I have often wondered why there are so few women in my field, New Testament exegesis. When I speak to other women, they often say that they feel that it’s impenetrable if you were born with the wrong gender. I’ve personally never understood this, since I haven’t felt like the field was closed off to me that way. It’s true that women often have to know much more than the men in the room if they want to be taken seriously, and that can be very frustrating at times. But NT shares this problem with many other academic fields, fields that don’t have such a shortage of female scholars.
There are in all likelihood a myriad of reasons as to why my field is so devoid of the fairer sex, but after thinking about it almost non-stop for the last little while, I have a (perhaps) new one to add to the list:
It’s harder for women to read the Bible.
This statement is only true for exegetical readings of the Bible. If you read the texts as Christian rather than a non-confessional scholar (is there such a thing?), the universal quality of the words will speak past the contextual wrapping paper and feel relevant to you, no matter who they were originally meant for. But when you read the Bible through the lenses of exegetical theories and the like, you will inevitably be caught in the contextual web of the narrative. It’s this web that creates problems for female exegetes. The majority of individuals who decide to pursue New Testament Studies do so because they come from a Christian background. Thus, the women entering the field are usually already familiar with the Bible, but they are familiar with it from a Christian perspective, a perspective from which many of the texts have personal significance for them. When they then learn to read these texts using exegetical methods, they soon realize that passages which they used to think were especially directed towards them were actually written by men, for men, about men. It can be a very difficult realization, because it separates the Bible from you – makes it more abstract, less personal, more distant. I have a theory that the process I just described is responsible for the fact that many of the women who actually stay in the field go on to write almost exclusively about women in the Bible.
As a woman who has absolutely no intention of ever writing about Feminist Theology or women in the Bible (not because I’m against it, just because I think temple theology, judgement, and the synoptic problem are so much more interesting), I nevertheless think it’s important to point out that even from an exegetical perspective, reading the Bible doesn’t have to be more difficult for women. We tend to focus all our attention on how marginalized women are in the Bible, and it taints our perception.
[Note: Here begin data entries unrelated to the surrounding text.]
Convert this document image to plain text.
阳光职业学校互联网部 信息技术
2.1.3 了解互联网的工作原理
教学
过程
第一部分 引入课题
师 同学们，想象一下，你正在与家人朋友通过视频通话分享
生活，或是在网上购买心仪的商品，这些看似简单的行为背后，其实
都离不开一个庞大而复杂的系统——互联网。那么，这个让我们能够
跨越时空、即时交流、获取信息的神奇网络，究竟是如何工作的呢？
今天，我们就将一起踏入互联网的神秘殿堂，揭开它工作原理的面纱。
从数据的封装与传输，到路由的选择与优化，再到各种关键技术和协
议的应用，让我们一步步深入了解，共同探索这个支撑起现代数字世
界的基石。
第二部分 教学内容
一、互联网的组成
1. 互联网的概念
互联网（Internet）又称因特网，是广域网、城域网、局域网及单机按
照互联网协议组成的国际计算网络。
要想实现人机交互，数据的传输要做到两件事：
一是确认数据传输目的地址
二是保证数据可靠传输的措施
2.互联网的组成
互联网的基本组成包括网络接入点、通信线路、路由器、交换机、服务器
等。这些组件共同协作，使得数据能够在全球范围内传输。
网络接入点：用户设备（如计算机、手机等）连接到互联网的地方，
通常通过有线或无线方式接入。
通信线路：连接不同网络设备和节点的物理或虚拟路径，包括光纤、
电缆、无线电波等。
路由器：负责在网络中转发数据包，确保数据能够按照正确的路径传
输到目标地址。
Why don’t we reverse the exercise and emphasize some of the excellent female role models in the Bible, who are actually given a lot of narrative space and importance? Do yourself a favour and take an hour out of your day and read the Book of Esther or Ruth. Take some time to appreciate how many women are included in the New Testament narratives…they all seem to be named Mary, but at least they’re there.
When women decide that the Bible is not relevant to them because it was written by men, they are giving away their interpretative power, usually to other, more modern men. What we need to do is reclaim our interpretative power: the Bible is ours too, and even though it may seem like many texts have nothing to do with us, if you just keep knocking on the contextual walls around the text, eventually you’ll knock them down and reach the universal message encaged within, a message from God to all of humanity, man and woman alike.